In the midst of such immediate death, however, the living God again offers hope and life. Elijah turns out to be God’s instrument of life again. He scoops up the dead boy in his arms and carries him upstairs to a room. And in response to the prophet’s prayer, the Lord graciously brings the boy back to life.

So God, through Elijah, gives the widow one of the greatest presents she can receive. “Your son is alive,” he tells what we can only imagine as an immeasurably grateful mother. As a result, the widow recognizes that Elijah is indeed a man of divine power. What’s more, she now realizes that the prophet genuinely speaks the word of the Lord that controls even drought and rainfall.

Richard Nelson suggests our text is essentially a preliminary round to the main bout between God and Baal. Its issues of who sends rain, gives food and raises the dead points ahead to Mount Carmel’s great question: Who is God? Yahweh or Baal?

This is a story about a God who gives life but also sometimes mysteriously allows death. Ultimately, however, this story shows that God’s power is on the side of life. God, after all, equips the widow to miraculously give Elijah life-giving food. And in the secrecy of an upstairs room, he also raises the dead to life.

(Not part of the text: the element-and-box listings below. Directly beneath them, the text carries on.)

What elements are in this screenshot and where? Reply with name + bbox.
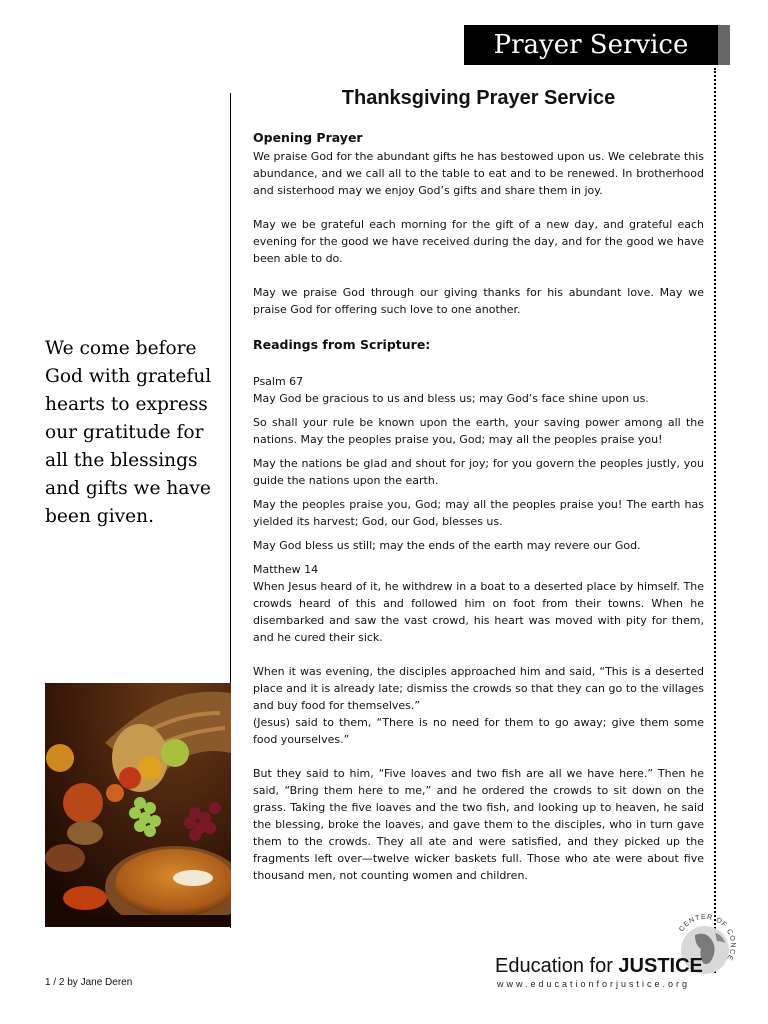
page-footer: 1 / 2 by Jane Deren — [45, 977, 133, 988]
cornucopia-photo — [45, 683, 231, 927]
matthew-paragraph: (Jesus) said to them, “There is no need for them to go away; give them some food yourselves.” — [253, 716, 704, 746]
main-content — [253, 87, 704, 901]
sidebar-quote: We come before God with grateful hearts to express our gratitude for all the blessings and gifts we have been given. — [45, 338, 212, 527]
education-for-justice-logo — [495, 955, 735, 995]
document-title: Thanksgiving Prayer Service — [341, 87, 616, 109]
logo-bold: JUSTICE — [618, 955, 703, 977]
psalm-verse: May the peoples praise you, God; may all the peoples praise you! The earth has yielded its harvest; God, our God, blesses us. — [253, 498, 704, 528]
psalm-reference: Psalm 67 — [253, 375, 304, 388]
psalm-verse: May the nations be glad and shout for joy; for you govern the peoples justly, you guide the nations upon the earth. — [253, 457, 704, 487]
matthew-reference: Matthew 14 — [253, 563, 319, 576]
opening-prayer-heading: Opening Prayer — [253, 130, 363, 145]
dotted-margin-line — [714, 68, 716, 973]
header-title-box — [464, 25, 718, 65]
matthew-paragraph: When it was evening, the disciples approached him and said, “This is a deserted place and it is already late; dismiss the crowds so that they can go to the villages and buy food for themselves.” — [253, 665, 704, 712]
matthew-paragraph: But they said to him, “Five loaves and two fish are all we have here.” Then he said, “Bring them here to me,” and he ordered the crowds to sit down on the grass. Taking the five loaves and the two fish, and looking up to heaven, he said the blessing, broke the loaves, and gave them to the disciples, who in turn gave them to the crowds. They all ate and were satisfied, and they picked up the fragments left over—twelve wicker baskets full. Those who ate were about five thousand men, not counting women and children. — [253, 767, 704, 882]
readings-heading: Readings from Scripture: — [253, 337, 431, 352]
logo-wordmark — [495, 955, 703, 978]
seal-text: CENTER OF CONCERN — [678, 913, 737, 962]
psalm-verse: So shall your rule be known upon the earth, your saving power among all the nations. May the peoples praise you, God; may all the peoples praise you! — [253, 416, 704, 446]
psalm-verse: May God be gracious to us and bless us; may God’s face shine upon us. — [253, 392, 649, 405]
cornucopia-image — [45, 683, 231, 927]
opening-paragraph: May we praise God through our giving thanks for his abundant love. May we praise God for offering such love to one another. — [253, 286, 704, 316]
matthew-paragraph: When Jesus heard of it, he withdrew in a boat to a deserted place by himself. The crowds heard of this and followed him on foot from their towns. When he disembarked and saw the vast crowd, his heart was moved with pity for them, and he cured their sick. — [253, 580, 704, 644]
logo-url: www.educationforjustice.org — [497, 979, 691, 989]
psalm-verse: May God bless us still; may the ends of the earth may revere our God. — [253, 539, 641, 552]
logo-prefix: Education for — [495, 955, 619, 977]
header-tab — [718, 25, 730, 65]
header-title: Prayer Service — [493, 30, 689, 60]
opening-paragraph: We praise God for the abundant gifts he has bestowed upon us. We celebrate this abundance, and we call all to the table to eat and to be renewed. In brotherhood and sisterhood may we enjoy God’s gifts and share them in joy. — [253, 150, 704, 197]
opening-paragraph: May we be grateful each morning for the gift of a new day, and grateful each evening for the good we have received during the day, and for the good we have been able to do. — [253, 218, 704, 265]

In a world where AIDS threatens to obliterate a continent’s entire generation and throttle its succeeding generations, this is gospel indeed. In a world where starvation is a fundamental fact of life, this is gospel indeed. In a world where cancer and other potentially fatal diseases seem to lurk all around us, this is gospel indeed.

In that context of great death, the news that Yahweh is God and on the side of life is pure gospel. It gives God’s people the courage to face the Ahab’s and Baals of our own time and to battle them in potentially mortal combat.

After all, we have Jesus Christ, who becomes the focus of God’s desire for life. Yet he seems no more likely a candidate to deliver life than a destitute widow or hungry prophet. Jesus Christ seems to simply be just an itinerant evangelist who ends up being crucified like a common criminal.

Yet in his ministry Jesus Christ offered life in the midst of death by providing food, healing the sick and raising the dead.  At the cross, however, Jesus Christ also submitted himself to the power of death that was ultimately planned by his heavenly Father. Yet his last word is one of life. For at Christ’s resurrection God showed that he wants to give life to all God’s beloved children.

Illustration Idea

This Sunday’s appointed text is full of recognition that God is the giver of all good gifts. By contrast, in his compelling book, The Beautiful Struggle, Ta-Nahisi Coates says his mercurial father “was some sort of blessing, but he made it hard to feel that way.

He was a practicing fascist, mandating books and banning religion. Once he caught [Coates’ brother Big Bill] praying at the kitchen table and ordered him to stop — ‘You want to pray, pray to me. I put food on this table’.”